SAG-AFTRA Closes Convention and Board Rolls Up Its Sleeves

The newly elected 80-member governing body of the combined unions will meet for the first time Monday

More than 350 delegates, officers and guests on Sunday brought down the curtain on SAG-AFTRA’s first combined convention.

“What we have done this weekend is beginning the shape of our foundation,” said newly elected national executive vice president Gabrielle Carteris in closing remarks at the JW Marriott Hotel in downtown Los Angeles.

“We have listened, we have debated, we have worked through interests and concerns. What we have done has created a framework to better members’ lives. I believe we have begun a proud and enduring legacy upon which our later generations will reflect and benefit.”

Also read: SAG-AFTRA Ready for Its Close-Up With First Combined Convention

U.S. Labor Secretary Thomas Perez and  AFL-CIO President Richard Trumka spoke at the convention, which had the theme of “United for the Future” and featured a series of panels and workshops on the industry, organizing and negotiating.

The results of the union’s survey on gender diversity and sexual orientation in the workplace was released, and the first American Scene Awards ceremony was held.

Also read: LGBT Actors See Progress, But Discrimination Persists

It won’t take long for the hard work to begin.

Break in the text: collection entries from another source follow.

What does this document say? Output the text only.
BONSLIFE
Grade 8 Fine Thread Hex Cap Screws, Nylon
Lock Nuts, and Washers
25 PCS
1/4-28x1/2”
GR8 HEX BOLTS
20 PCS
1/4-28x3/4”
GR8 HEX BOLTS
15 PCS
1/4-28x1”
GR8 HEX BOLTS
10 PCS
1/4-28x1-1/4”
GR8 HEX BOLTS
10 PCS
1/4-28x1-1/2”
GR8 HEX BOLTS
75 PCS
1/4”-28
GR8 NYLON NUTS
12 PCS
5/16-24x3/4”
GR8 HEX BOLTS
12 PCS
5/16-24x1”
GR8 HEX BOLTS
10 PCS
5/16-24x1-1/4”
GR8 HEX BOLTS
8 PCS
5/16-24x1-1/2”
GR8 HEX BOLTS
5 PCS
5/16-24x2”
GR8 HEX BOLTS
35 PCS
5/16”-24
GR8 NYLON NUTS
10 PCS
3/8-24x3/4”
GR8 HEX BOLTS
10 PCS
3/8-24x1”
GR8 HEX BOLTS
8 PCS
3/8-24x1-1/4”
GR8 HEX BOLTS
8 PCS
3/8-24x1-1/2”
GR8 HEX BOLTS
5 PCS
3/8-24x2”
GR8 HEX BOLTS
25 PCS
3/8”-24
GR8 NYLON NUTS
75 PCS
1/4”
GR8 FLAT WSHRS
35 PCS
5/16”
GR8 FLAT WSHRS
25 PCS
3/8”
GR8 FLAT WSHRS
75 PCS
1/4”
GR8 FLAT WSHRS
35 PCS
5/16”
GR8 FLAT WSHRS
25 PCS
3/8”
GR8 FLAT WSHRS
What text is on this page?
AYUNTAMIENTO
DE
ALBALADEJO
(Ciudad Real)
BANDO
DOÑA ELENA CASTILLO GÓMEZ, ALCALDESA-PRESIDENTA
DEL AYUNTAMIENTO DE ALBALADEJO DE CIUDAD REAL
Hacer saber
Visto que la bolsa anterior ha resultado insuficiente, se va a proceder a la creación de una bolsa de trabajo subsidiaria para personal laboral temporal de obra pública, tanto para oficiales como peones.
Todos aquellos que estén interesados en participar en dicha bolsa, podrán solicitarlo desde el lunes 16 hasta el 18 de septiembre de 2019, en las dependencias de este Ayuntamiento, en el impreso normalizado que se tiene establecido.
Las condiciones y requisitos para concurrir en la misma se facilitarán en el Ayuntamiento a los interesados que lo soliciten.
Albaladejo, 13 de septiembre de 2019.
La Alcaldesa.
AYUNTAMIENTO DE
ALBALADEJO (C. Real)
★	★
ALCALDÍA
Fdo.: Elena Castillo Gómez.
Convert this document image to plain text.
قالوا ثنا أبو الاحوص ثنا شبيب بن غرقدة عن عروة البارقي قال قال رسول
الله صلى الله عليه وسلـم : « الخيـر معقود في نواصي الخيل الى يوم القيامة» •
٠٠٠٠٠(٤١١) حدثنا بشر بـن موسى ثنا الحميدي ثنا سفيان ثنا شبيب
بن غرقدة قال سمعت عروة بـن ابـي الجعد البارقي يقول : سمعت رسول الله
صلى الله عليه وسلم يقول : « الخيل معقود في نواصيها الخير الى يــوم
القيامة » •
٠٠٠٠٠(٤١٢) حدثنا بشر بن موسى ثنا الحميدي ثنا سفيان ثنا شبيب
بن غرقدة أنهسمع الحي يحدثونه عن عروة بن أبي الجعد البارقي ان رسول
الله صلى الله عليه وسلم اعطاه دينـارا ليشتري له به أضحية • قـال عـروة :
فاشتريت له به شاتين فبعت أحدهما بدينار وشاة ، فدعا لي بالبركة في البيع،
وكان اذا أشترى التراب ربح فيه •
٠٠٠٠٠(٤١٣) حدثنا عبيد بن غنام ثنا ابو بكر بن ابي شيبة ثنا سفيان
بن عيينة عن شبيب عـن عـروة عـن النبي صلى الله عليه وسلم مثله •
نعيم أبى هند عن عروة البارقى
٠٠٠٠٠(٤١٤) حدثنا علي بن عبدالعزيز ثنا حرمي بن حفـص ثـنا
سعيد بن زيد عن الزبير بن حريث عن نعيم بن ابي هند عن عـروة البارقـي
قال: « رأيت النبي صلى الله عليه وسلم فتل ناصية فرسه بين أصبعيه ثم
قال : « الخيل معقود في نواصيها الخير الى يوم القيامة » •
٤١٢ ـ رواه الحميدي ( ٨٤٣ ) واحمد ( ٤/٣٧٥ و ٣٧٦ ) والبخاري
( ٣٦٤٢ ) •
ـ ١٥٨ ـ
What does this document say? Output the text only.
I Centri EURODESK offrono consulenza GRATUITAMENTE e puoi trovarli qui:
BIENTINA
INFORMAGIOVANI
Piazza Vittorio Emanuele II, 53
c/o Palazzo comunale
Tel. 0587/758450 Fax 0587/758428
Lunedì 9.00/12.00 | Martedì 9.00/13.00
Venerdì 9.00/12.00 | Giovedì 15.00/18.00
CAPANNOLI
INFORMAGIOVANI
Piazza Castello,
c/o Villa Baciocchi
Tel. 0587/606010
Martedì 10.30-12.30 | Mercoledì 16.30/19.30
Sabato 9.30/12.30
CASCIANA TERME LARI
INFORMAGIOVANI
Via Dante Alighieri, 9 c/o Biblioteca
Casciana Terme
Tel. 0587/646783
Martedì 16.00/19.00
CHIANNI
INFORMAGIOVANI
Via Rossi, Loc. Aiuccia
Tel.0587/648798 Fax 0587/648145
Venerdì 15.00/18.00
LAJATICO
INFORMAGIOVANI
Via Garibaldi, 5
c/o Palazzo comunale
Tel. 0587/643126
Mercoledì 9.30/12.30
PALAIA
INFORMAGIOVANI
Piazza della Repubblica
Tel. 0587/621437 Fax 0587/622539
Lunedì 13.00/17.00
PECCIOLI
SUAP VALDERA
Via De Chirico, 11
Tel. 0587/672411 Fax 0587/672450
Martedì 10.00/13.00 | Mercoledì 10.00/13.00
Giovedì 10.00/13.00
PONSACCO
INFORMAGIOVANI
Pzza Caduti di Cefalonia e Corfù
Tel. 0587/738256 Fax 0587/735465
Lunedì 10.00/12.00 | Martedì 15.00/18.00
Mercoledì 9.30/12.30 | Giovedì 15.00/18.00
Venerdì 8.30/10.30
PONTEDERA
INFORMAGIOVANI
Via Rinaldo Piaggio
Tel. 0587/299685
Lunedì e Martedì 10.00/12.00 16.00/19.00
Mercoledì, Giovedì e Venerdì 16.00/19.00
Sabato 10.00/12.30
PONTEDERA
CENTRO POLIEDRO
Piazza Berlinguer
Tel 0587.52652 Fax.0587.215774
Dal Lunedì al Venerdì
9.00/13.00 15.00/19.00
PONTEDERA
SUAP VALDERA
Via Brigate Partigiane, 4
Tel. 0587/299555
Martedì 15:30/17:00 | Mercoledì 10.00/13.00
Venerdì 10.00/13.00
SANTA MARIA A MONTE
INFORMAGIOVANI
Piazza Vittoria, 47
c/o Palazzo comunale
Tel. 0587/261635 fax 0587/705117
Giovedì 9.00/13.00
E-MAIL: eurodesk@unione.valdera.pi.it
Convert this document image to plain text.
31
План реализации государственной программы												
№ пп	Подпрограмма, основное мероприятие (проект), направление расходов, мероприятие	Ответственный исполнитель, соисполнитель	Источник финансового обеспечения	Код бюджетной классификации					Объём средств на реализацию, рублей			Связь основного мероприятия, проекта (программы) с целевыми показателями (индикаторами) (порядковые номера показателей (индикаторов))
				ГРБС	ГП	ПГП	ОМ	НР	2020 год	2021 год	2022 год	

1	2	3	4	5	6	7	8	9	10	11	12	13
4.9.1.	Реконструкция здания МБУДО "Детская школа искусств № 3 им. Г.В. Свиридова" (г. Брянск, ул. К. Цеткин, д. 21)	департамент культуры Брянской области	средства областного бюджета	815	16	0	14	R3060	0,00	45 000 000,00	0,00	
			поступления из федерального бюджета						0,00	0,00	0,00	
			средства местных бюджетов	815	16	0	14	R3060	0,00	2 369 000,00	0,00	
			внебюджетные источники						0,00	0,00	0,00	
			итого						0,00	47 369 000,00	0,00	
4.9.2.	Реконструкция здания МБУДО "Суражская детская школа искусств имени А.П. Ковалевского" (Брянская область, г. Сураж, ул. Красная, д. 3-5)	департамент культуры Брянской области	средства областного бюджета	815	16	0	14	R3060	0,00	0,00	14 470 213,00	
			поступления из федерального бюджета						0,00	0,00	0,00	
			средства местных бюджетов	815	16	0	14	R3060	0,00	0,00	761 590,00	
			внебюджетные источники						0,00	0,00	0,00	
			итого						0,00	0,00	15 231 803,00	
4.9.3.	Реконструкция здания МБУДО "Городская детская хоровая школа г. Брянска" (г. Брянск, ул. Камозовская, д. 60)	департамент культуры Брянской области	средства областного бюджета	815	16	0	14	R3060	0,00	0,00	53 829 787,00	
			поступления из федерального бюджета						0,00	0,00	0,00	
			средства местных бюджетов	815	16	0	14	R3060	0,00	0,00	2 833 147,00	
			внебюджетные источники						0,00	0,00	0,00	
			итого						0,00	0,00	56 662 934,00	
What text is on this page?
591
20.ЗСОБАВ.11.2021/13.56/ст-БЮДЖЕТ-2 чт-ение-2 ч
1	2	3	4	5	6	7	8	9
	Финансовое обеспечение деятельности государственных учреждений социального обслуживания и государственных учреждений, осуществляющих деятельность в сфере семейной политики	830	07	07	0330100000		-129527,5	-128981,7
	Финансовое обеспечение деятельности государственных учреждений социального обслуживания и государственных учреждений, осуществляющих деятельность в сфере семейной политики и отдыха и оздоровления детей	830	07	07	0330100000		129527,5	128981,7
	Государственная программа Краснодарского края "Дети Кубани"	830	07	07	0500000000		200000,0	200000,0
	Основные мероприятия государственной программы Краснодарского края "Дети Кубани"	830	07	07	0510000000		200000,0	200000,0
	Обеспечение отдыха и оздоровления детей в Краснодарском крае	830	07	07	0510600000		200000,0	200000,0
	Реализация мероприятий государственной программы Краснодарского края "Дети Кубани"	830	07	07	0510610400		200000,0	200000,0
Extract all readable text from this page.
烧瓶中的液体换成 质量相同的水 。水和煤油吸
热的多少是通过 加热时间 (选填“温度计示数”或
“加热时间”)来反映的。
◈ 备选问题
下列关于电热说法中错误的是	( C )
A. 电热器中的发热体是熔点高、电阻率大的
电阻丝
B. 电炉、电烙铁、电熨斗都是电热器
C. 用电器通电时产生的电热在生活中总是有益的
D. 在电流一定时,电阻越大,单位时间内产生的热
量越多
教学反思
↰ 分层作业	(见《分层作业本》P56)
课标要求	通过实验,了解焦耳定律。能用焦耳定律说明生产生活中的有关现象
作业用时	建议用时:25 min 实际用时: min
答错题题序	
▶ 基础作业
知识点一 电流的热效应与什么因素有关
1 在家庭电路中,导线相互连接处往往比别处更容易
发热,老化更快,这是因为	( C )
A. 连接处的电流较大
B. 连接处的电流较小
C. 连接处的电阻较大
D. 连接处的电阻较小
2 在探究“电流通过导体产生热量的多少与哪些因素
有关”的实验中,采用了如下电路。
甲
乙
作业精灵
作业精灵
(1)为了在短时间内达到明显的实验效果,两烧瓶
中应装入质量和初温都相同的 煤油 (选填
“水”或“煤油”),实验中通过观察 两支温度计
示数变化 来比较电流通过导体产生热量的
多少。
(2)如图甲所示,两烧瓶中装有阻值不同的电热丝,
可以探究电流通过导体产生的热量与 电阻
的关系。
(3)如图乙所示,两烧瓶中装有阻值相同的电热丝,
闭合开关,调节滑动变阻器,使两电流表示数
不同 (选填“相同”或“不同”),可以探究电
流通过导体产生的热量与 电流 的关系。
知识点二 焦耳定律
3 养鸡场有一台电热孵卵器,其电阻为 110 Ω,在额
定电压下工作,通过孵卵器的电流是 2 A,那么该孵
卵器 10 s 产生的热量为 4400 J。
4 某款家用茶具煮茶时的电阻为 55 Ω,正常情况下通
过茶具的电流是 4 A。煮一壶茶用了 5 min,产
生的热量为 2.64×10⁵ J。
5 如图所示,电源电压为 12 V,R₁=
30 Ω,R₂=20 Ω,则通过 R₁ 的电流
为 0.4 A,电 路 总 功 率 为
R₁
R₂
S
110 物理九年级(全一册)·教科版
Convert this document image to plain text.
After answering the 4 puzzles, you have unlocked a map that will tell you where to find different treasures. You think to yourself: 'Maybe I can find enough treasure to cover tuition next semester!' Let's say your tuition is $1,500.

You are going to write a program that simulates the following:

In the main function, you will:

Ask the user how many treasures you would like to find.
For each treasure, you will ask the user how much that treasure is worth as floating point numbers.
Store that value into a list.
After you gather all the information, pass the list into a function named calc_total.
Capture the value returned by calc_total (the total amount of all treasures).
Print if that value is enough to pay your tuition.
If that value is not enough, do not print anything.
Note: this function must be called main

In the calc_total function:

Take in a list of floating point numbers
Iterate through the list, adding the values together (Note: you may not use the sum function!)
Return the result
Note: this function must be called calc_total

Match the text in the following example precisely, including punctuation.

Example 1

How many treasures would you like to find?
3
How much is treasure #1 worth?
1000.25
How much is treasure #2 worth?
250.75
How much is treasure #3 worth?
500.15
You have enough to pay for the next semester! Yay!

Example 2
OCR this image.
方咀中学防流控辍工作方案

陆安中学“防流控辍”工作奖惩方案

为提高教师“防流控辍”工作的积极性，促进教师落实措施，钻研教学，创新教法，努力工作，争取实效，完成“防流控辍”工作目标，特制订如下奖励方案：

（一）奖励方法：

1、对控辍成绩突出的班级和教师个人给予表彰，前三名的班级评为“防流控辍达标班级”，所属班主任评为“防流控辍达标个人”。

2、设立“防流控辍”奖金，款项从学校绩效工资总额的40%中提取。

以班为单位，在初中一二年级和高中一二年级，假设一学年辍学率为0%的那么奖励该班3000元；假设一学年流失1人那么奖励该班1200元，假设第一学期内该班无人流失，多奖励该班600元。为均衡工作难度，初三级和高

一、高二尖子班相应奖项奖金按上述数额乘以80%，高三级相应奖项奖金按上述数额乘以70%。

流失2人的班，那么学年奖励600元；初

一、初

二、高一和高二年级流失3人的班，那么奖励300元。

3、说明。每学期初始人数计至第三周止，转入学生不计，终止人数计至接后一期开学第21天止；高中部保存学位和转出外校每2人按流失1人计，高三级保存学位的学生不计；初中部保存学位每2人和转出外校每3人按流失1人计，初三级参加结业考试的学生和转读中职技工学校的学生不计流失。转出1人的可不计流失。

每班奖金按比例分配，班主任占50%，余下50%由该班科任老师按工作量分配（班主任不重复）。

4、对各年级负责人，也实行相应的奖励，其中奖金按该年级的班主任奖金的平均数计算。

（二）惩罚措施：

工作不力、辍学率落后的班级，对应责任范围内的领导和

The new 80-member national board, which was formally installed at the convention, will meet for the first time Monday.

Among the items that will be discussed are the potential merging of the SAG and AFTRA pension plans, next year’s negotiations with the studios and TV networks and the suit against the union filed by Ed Asner and other members alleging under-payments on foreign residuals.

SAG-AFTRA National President Ken Howard called upon delegates to bring the messages they heard at the convention back to their locals and continue the conversation.

Also read: ‘Secret Life of the American Teenager’ Honored by SAG-AFTRA for Diversity

These days have been filled with reminders of what we do and why we choose to do it. We entertain and inform the world and our work can change lives,” Howard said. “We must always keep our eye on the prize: we are here to serve, to consider, to advise, to decide, and to lead – for the members. Our guiding principle must always be what is right for the members; that which serves the members’ interests.”

SAG-AFTRA represents more than 165,000 actors, announcers, broadcast journalists, dancers, DJs, news writers, news editors, program hosts, puppeteers, recording artists, singers, stunt performers, voice-over artists and other entertainment and media professionals.